Una classe politica che fosse davvero tale dovrebbe avere il coraggio di assumersi responsabilità, anche scomode e portare avanti quelle battaglie che ritiene giuste invece che appiattirsi su posizioni che non saranno più dottrinali ma che somigliano molto a posizioni da tifo allo stadio.
Fino a che questo non avverrà le condizioni del Paese non potranno certo migliorare ma, al contrario, continueranno a peggiorare sino all'avvento di un nuovo Mussolini che ripristinerà una nuova dittatura modello fascista.
Eh sì, perchè come amava dire Woody Allen, "la storia si ripete, nessuno comprende i propri errori la prima volta".
Sta scomparendo una intera classe politica preparata e capace di analizzare la realtà ed interpretare il mondo in modo da poter governare il Paese al meglio per raggiungere e mantenere quello che la società liberale definisce il bene comune.
La natura dei politici italiani è sempre meno quella di amministratori e persone capaci e diviene sempre più quella della politica manifesto e del politico che viene candidato solo per prendere voti senza una adaguata preparazione a quella che è la cosa stato ed il modo in cui questa vada gestita. Spesso e volentieri (da quando sono spariti i grandi partiti di massa) ci siamo trovati ad essere governati da personaggi discutibili non tanto da un punto di vista morale, ma da un punto di vista meramente gestionale. Politici che hanno fatto campagne elettorali a slogan, senza comprendere quelle che erano le reali condizioni del Paese e senza comprendere come e dove si dovesse operare per migliorarle. Non parlo del solo Berlusconi, anche se il via a questa nuova idea politica la ha data proprio lui con la nascita di Forza Italia nel 1994, ma di tutti quelli che si sono succeduti ai governi italiani da quindici anni a questa parte. Tutti i leader politici, più o meno una volta, hanno detto che siamo ormai entrati in una fase post ideologica e che è necessario cambiare il modo di fare politica. Eppure, agli occhi di chi la studia, la politica appare la stessa da quindici anni a questa parte: una sterile contrapposizione tra coloro che amano e coloro che odiano Berlusconi. Non esiste un reale dibattito su come si vuole operare per il bene del paese, non esiste una seria analisi economica, morale e politica di quello che sta cambiando nel nostro paese.
I dibattiti sono spesso limitati a due o tre concetti chiavi che vengono ripetuti all'infinito:
1) difendi gli immigrati, sei comunista, non lo fai sei razzista o fascista.

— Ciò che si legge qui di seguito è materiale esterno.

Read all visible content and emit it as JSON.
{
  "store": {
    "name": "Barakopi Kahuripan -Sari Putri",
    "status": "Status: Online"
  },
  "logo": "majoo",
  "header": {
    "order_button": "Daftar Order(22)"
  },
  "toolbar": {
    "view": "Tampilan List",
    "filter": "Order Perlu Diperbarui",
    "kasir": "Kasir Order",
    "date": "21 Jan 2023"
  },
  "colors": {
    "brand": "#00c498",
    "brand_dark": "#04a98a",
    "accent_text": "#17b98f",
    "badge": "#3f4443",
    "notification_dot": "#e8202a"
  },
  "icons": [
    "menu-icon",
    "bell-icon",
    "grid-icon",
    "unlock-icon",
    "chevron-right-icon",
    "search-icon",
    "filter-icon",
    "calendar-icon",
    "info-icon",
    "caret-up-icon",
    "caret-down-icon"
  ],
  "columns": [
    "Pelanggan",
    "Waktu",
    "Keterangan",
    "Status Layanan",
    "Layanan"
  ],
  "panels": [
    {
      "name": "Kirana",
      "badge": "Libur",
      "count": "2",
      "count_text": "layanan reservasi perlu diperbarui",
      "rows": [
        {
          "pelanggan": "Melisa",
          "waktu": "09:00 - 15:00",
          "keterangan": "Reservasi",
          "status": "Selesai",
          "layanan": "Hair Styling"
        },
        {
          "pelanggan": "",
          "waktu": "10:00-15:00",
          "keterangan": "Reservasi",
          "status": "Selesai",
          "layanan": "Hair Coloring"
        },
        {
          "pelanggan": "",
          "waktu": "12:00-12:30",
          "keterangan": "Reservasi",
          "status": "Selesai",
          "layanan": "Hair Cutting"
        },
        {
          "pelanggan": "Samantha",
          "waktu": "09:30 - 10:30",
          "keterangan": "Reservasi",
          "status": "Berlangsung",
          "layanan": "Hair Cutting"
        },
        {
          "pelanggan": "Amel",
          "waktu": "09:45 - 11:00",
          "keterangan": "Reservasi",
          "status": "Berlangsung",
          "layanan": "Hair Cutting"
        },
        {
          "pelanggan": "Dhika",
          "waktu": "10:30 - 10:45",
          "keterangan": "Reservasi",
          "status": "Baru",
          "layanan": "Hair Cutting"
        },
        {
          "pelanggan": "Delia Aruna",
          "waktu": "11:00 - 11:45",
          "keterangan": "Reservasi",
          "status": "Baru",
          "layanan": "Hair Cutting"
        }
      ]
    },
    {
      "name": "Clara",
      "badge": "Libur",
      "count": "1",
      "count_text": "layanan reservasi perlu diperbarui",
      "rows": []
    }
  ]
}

2) sei per la difesa della vita, sei credente e fascista, non lo fai giustifichi la morte e sei comunista
e via dicendo di questo passo. Non esiste su nessuno di questi punti una chiara analisi di cosa vogliano dire realmente questi dibattiti che dovrebbero essere il sale della vita democratica di una nazione che si definisce democratica e spesso le decisioni vengono demandate al popolo in modo che la classe politica se ne possa lavare le mani (mi viene da pensare a tutta la questione della fecondazione assistita e tutto quello che ne è seguito o al nucleare, in cui gli italiani hanno dovuto votare non secondo una concezione logica e razionale, ma secondo l'emozione di Cernobyl).
Una classe politica che fosse davvero tale dovrebbe avere il coraggio di assumersi responsabilità, anche scomode e portare avanti quelle battaglie che ritiene giuste invece che appiattirsi su posizioni che non saranno più dottrinali ma che somigliano molto a posizioni da tifo allo stadio.
Fino a che questo non avverrà le condizioni del Paese non potranno certo migliorare ma, al contrario, continueranno a peggiorare sino all'avvento di un nuovo Mussolini che ripristinerà una nuova dittatura modello fascista.
Eh sì, perchè come amava dire Woody Allen, "la storia si ripete, nessuno comprende i propri errori la prima volta".